New Delhi: Astronomers may have resolved a long-standing cosmological mystery on why supermassive black holes are growing much more slowly than a period in the early universe, about 10 billion years ago, known as the ‘Cosmic Noon’. New research indicates that some of the decline results from the reduced availability of cold gas for black holes to consume, leading to less efficient accretion rates. The early, pristine universe contained vast clouds of hydrogen and helium gas. Cold gas is packed together more densely than warm gas, allowing black holes in cold environments to scoop up more material more quickly.
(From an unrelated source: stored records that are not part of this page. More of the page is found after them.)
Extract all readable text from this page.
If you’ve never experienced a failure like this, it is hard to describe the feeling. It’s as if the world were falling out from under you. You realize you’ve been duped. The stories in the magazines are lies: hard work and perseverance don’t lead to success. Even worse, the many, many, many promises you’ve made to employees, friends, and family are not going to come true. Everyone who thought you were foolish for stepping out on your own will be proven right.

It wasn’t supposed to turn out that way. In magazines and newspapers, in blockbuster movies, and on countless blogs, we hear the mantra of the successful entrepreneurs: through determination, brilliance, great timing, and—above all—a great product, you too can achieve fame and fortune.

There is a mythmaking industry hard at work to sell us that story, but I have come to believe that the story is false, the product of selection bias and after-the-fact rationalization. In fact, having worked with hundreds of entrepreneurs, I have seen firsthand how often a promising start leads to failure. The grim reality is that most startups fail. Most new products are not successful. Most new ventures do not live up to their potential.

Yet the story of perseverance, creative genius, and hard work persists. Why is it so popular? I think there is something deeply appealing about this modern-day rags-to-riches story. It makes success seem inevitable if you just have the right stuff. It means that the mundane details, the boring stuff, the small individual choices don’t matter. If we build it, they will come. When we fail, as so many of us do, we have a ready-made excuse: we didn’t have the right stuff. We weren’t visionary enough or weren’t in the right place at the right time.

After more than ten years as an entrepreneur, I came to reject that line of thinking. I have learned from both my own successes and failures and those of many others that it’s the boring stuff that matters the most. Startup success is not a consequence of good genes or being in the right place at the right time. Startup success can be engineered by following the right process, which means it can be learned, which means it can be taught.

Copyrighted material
The researchers examined X-ray observations of about 1.3 million galaxies, containing about 8,000 actively growing supermassive black holes. The researchers used data from NASA’s Chandra X-ray Observatory, ESA’s XMM-Newton instrument and the German-Russian eROSITA telescope. During the cosmic noon, supermassive black holes containing millions to billions of solar masses grew at peak rates by accreting vast quantities of material. The intense radiation from the tortured material swirling into the black hole heats the infalling gas, producing X-rays that are detectible over astronomical distances. Observations have indicated a sharp slowdown in black hole growth since the cosmic noon, but scientists do not understand why.

Scientists have a few theories though

The researchers have proposed a few possible scenarios including fewer actively growing black holes, smaller average masses of black holes, and less efficient consumption of material. By using optical and infrared data to estimate the masses of black holes independently of accretion rates, the researchers isolated the variables. This showed that the ratio of galaxies with active black holes and typical black holes have not changed sufficiently to explain the decline. Instead, the data suggests that black holes are growing more slowly simply because of the reduced supply of cold gas as the universe ages. For this reason the slowdown is expected to continue into the future. It seems like the buffet for black holes closed at cosmic noon.